Disinformation is also false information, but it is deliberately designed to harm a person, social group, organization, or country, or just to have fun.
When people spread misinformation, they often believe in what they are spreading. Disinformation, on the contrary, is created and spread in order to intentionally mislead others. Disinformation can often become misinformation, it all depends on who shares it and why. For example, if a politician strategically spreads false information in the form of articles, photos, memes, etc., it is disinformation. When a person seeing this disinformation believes it and shares it without realizing it is false, it become misinformation.

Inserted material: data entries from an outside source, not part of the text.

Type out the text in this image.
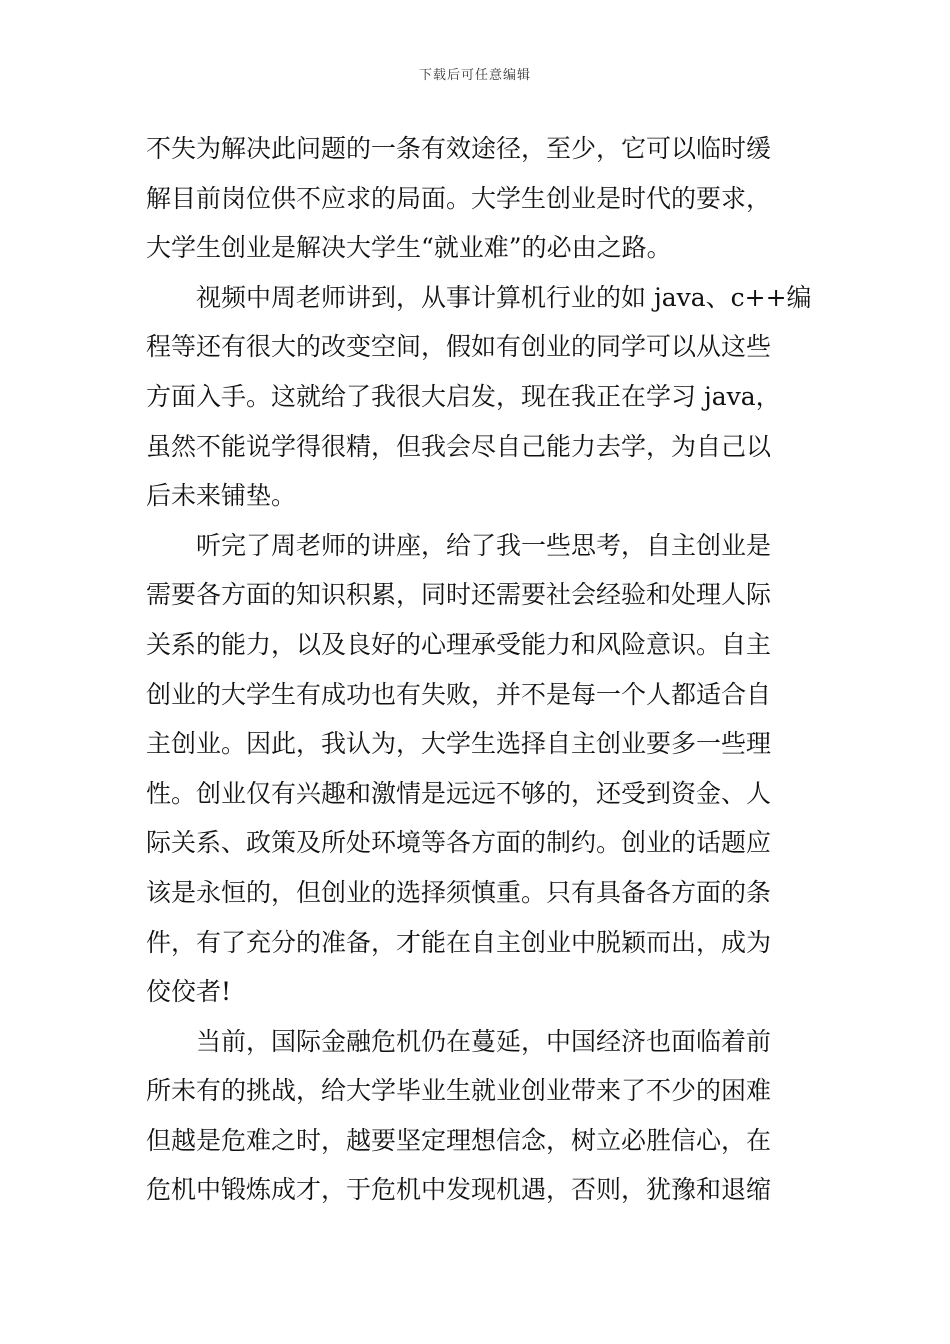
下载后可任意编辑
不失为解决此问题的一条有效途径，至少，它可以临时缓
解目前岗位供不应求的局面。大学生创业是时代的要求，
大学生创业是解决大学生“就业难”的必由之路。
视频中周老师讲到，从事计算机行业的如 java、c++编
程等还有很大的改变空间，假如有创业的同学可以从这些
方面入手。这就给了我很大启发，现在我正在学习 java，
虽然不能说学得很精，但我会尽自己能力去学，为自己以
后未来铺垫。
听完了周老师的讲座，给了我一些思考，自主创业是
需要各方面的知识积累，同时还需要社会经验和处理人际
关系的能力，以及良好的心理承受能力和风险意识。自主
创业的大学生有成功也有失败，并不是每一个人都适合自
主创业。因此，我认为，大学生选择自主创业要多一些理
性。创业仅有兴趣和激情是远远不够的，还受到资金、人
际关系、政策及所处环境等各方面的制约。创业的话题应
该是永恒的，但创业的选择须慎重。只有具备各方面的条
件，有了充分的准备，才能在自主创业中脱颖而出，成为
佼佼者!
当前，国际金融危机仍在蔓延，中国经济也面临着前
所未有的挑战，给大学毕业生就业创业带来了不少的困难
但越是危难之时，越要坚定理想信念，树立必胜信心，在
危机中锻炼成才，于危机中发现机遇，否则，犹豫和退缩
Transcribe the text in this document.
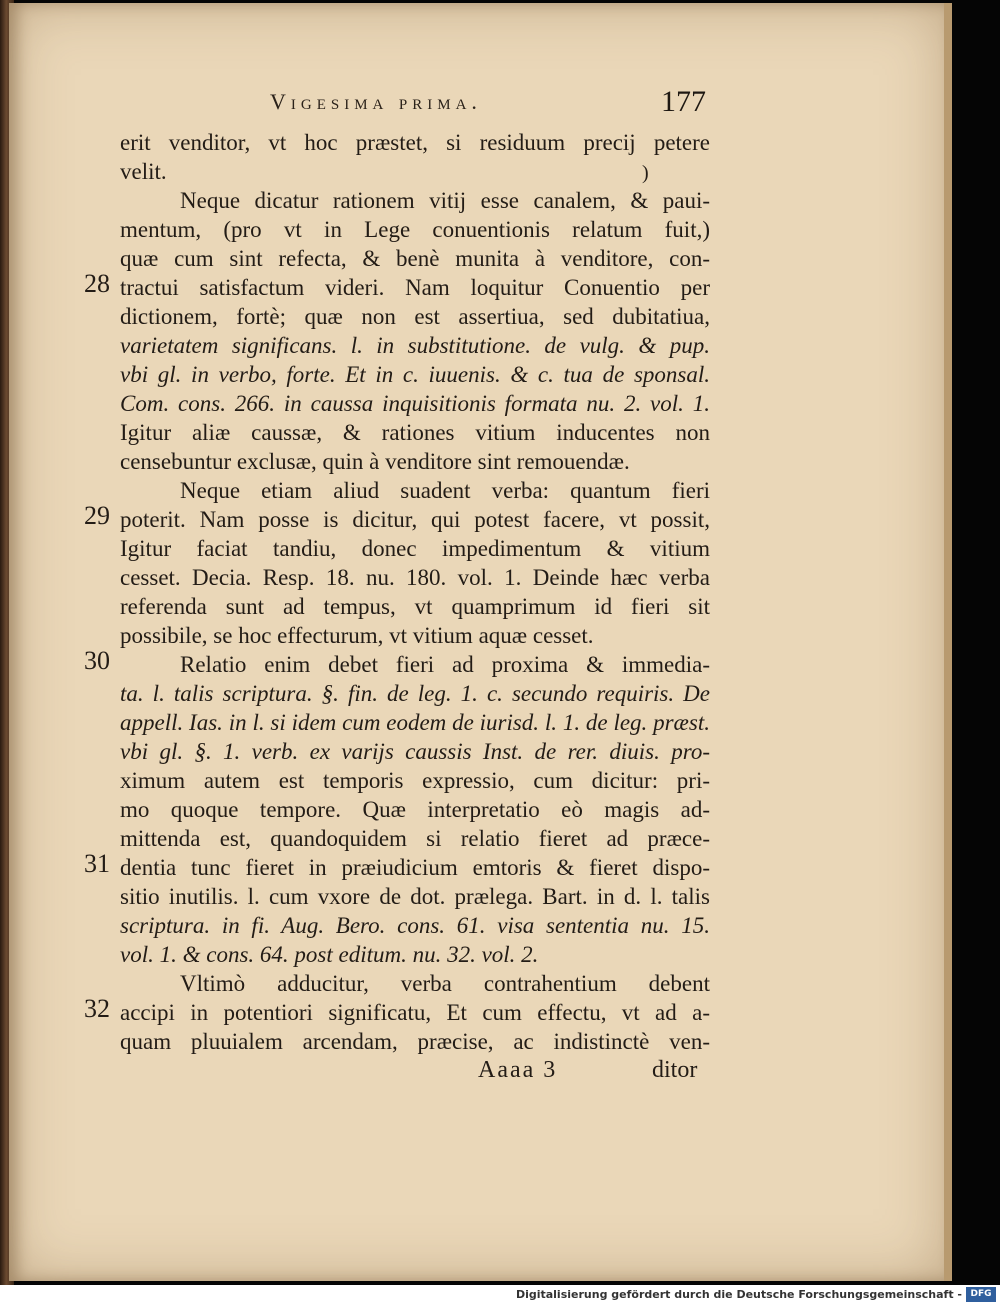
Vigesima prima.	177
)
erit venditor, vt hoc præstet, si residuum precij petere
velit.
Neque dicatur rationem vitij esse canalem, & paui-
mentum, (pro vt in Lege conuentionis relatum fuit,)
quæ cum sint refecta, & benè munita à venditore, con-
tractui satisfactum videri. Nam loquitur Conuentio per
dictionem, fortè; quæ non est assertiua, sed dubitatiua,
varietatem significans. l. in substitutione. de vulg. & pup.
vbi gl. in verbo, forte. Et in c. iuuenis. & c. tua de sponsal.
Com. cons. 266. in caussa inquisitionis formata nu. 2. vol. 1.
Igitur aliæ caussæ, & rationes vitium inducentes non
censebuntur exclusæ, quin à venditore sint remouendæ.
Neque etiam aliud suadent verba: quantum fieri
poterit. Nam posse is dicitur, qui potest facere, vt possit,
Igitur faciat tandiu, donec impedimentum & vitium
cesset. Decia. Resp. 18. nu. 180. vol. 1. Deinde hæc verba
referenda sunt ad tempus, vt quamprimum id fieri sit
possibile, se hoc effecturum, vt vitium aquæ cesset.
Relatio enim debet fieri ad proxima & immedia-
ta. l. talis scriptura. §. fin. de leg. 1. c. secundo requiris. De
appell. Ias. in l. si idem cum eodem de iurisd. l. 1. de leg. præst.
vbi gl. §. 1. verb. ex varijs caussis Inst. de rer. diuis. pro-
ximum autem est temporis expressio, cum dicitur: pri-
mo quoque tempore. Quæ interpretatio eò magis ad-
mittenda est, quandoquidem si relatio fieret ad præce-
dentia tunc fieret in præiudicium emtoris & fieret dispo-
sitio inutilis. l. cum vxore de dot. prælega. Bart. in d. l. talis
scriptura. in fi. Aug. Bero. cons. 61. visa sententia nu. 15.
vol. 1. & cons. 64. post editum. nu. 32. vol. 2.
Vltimò adducitur, verba contrahentium debent
accipi in potentiori significatu, Et cum effectu, vt ad a-
quam pluuialem arcendam, præcise, ac indistinctè ven-
28
29
30
31
32
Aaaa 3	ditor
Digitalisierung gefördert durch die Deutsche Forschungsgemeinschaft - DFG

A lot of disinformation is based on half-truth, where lies are mixed with part of some truthful information. This is done to give greater credibility to the false information
. Such disinformation reports often cite "witnesses" or "research" that may be entirely faked. Disinformation is sometimes carefully crafted by specialists or political technologists to persuade public opinion in favor of a cause or simply to
sow doubt or controversy.
This last point is very important. Some people create disinformation simply to make an explanation or piece of information seem controversial when it really isn't. For example, the shooting down of Malaysia Airlines flight MH17. Russian media presented a lot of false hypotheses to explain the disaster: it was caused a Ukrainian Buk missile or a Ukrainian fighter jet, Ukrainians thought MH17 was Putin's personal plane and tried to assassinate him, it was a radio-controlled plane with passengers who were already dead, it was caused by local separatists using anti-aircraft missiles. The point is not necessarily to make someone believe any one of these contradictory, alternate versions, but to make someone think "well there are so many ideas that I don't really know what happened" rather than believe the mountains of evidence that point to the real version, that a Russian missile fired by the Russian military shot down the plane.
Malinformation is information that is generally true but used to cause damage to a person, organization, or country. It can take the form of leaked personal information, intimate photos, or other compromising content (whether real or fake). Its main purpose is to destroy the reputation of individuals or organizations.
For example, a story about
Prince Harry wearing a Nazi uniform or the leak of
Emmanuel Macron's personal correspondence happened shortly before election day in France. A few hours after the Macron leaks, a day of silence began, i.e. a ban on election campaigning. Most journalists understood their ethical responsibility and treated the correspondence with caution, but bots, political opponents, and the official Twitter page of WikiLeaks started spreading the information through social media.
Many types of information are designed to catch our attention, often by playing on our emotional responses.
In fact, we ourselves are important elements in this system, as we are used to spreading content even further through social media and word of mouth.
Every time we passively accept and share information without verifying it, we add noise and confusion to an already complex media landscape. In that way, we have the same responsibility to verify the reliability of the information we share with our own networks as do the content creators themselves.